Weak refinery margins to impact IoCL’s performance in Q2 FY25

BL New Delhi Bureau Updated - October 28, 2024 at 12:36 PM.

According to JM Financial, OMCs are likely to report a Q-o-Q improvement in EBITDA on robust auto-fuel marketing margin; that, though, will be partly offset by continued weak diesel cracks and higher inventory loss

State-run Indian Oil Corporation (IoCL) is expected to report a subdued performance in Q2 FY25, on an annual basis, on account of a hit on refinery margins.

According to JM Financial, oil marketing companies (OMCs) are likely to report a Q-o-Q improvement in EBITDA on robust auto-fuel marketing margin; that, though, will be partly offset by continued weak diesel cracks and higher inventory loss.

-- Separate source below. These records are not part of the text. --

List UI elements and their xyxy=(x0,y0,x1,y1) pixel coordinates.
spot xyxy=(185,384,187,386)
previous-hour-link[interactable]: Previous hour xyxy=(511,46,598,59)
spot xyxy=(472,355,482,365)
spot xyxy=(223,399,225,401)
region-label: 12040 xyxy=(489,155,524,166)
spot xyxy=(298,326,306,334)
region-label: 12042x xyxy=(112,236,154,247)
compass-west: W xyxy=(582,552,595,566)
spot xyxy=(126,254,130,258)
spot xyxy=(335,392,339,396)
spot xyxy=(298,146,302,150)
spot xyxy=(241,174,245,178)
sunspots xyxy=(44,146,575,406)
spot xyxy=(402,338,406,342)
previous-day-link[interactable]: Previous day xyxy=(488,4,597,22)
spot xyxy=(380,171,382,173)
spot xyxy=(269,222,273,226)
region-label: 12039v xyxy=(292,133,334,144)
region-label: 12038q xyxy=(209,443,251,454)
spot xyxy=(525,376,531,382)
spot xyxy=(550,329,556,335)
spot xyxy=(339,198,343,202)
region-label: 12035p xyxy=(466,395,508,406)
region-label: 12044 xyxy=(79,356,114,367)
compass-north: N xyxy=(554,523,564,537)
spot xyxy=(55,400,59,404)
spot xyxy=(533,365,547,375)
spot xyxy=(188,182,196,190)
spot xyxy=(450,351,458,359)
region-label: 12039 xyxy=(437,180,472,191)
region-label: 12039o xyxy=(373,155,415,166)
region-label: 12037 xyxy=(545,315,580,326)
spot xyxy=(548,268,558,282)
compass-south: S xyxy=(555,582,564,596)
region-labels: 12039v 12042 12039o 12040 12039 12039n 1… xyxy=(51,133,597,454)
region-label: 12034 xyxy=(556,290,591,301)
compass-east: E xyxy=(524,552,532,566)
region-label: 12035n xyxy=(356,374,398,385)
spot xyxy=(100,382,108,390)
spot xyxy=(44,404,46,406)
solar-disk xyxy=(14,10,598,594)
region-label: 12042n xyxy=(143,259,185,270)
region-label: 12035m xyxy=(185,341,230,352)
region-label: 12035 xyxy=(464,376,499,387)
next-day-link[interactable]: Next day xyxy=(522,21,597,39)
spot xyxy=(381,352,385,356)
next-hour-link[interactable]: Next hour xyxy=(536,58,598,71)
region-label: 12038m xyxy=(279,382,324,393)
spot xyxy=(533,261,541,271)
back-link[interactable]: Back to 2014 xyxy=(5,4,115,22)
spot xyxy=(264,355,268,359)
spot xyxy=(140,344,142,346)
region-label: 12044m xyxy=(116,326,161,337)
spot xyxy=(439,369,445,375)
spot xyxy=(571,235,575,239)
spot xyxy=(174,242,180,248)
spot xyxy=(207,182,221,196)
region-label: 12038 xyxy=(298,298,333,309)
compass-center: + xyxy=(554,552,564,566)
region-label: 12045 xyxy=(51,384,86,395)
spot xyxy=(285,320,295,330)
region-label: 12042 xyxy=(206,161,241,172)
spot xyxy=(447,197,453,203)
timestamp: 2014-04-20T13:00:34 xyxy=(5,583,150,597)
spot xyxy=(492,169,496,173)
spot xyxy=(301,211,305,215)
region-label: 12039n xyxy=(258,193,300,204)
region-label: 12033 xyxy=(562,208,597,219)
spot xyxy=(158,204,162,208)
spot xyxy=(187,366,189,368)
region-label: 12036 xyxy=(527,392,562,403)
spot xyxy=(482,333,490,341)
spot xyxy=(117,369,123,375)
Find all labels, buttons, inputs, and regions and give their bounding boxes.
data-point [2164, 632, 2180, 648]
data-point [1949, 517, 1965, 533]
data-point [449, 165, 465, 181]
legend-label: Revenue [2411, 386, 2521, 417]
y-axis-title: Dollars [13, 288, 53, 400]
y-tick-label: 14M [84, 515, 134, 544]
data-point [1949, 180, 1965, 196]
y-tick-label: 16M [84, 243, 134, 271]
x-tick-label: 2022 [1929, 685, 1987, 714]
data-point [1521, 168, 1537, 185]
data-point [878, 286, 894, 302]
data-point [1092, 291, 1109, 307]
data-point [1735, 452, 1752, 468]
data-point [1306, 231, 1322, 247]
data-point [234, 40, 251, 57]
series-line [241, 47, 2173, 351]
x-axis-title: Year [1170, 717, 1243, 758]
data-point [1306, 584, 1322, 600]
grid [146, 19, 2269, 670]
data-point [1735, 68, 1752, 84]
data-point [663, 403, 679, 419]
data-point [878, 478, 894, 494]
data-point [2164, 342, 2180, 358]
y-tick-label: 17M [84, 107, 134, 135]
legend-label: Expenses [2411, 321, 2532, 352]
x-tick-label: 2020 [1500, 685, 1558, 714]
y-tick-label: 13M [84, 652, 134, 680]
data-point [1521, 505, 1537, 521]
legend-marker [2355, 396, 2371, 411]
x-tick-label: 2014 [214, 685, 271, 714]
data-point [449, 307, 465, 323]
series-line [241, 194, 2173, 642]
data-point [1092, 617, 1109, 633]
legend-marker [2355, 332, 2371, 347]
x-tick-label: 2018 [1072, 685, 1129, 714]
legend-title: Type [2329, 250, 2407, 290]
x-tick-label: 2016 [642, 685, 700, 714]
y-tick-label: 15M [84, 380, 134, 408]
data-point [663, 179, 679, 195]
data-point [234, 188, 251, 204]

“We expect OMCs’ Q2 FY25 reported GRM (adjusted for $1.4-2.2 per barrel of crude inventory loss) to decline to $4.8-6.7 per barrel (vs. $5-7.9 per barrel reported in Q1 FY25) driven by continued weak diesel cracks ($12.8 per barrel in Q2 FY25 vs $13.9 in Q1 FY25) and crude inventory loss (of $1.4-2.2 per barrel) on account of sharp decline of $8.3 per barrel in Brent crude price (averaged at 74.3 per barrel in September 2024 vs. $82.6 in June 2024),” it added.

However, OMCs’ weighted average auto-fuel gross marketing margin rose to ₹6.4 per litre in Q2 FY25 (vs. ₹3.3 per litre in Q1 FY25), the brokerage said.

According to Prabhudas Lilladher “IoCL is likely to report weak operating profit due to decline in marketing margins (Rs 4.4 per litre vs Rs 8.7 per litre in Q1 FY25). We estimate a GRM of $12.4 per barrel.”

It expects OMCs results to be operationally weaker owing to sharp fall in marketing gains of petrol and diesel due to rise in benchmark prices.

Last week, State-run Bharat Petroleum Corporation (BPCL) reported an almost 73 per cent Y-o-Y drop in its consolidated net profit at Rs 2,297.23 crore in Q2 FY25 on account of lower refining and marketing margins. On a sequential basis, its net profit was down by 19 per cent.

BPCL’s average Gross Refining Margin (GRM) for April-September 2024 was $6.12 per barrel against $15.42 a barrel in the corresponding comparative period.

Similarly, State-run Hindustan Petroleum Corporation (HPCL) also last week reported that its consolidated net profit tanked by almost 98 per cent Y-o-Y to ₹143 crore for Q2 FY25 due to lower refining and marketing margins. On a sequential basis, its net profit was down by 78 per cent.

Its average GRMs for Q2 FY25 were $3.12 per barrel ($13.33 per barrel in Q2 FY24 and $5.03 per barrel in Q1 FY25), which is in line with the trend of international benchmark product cracks.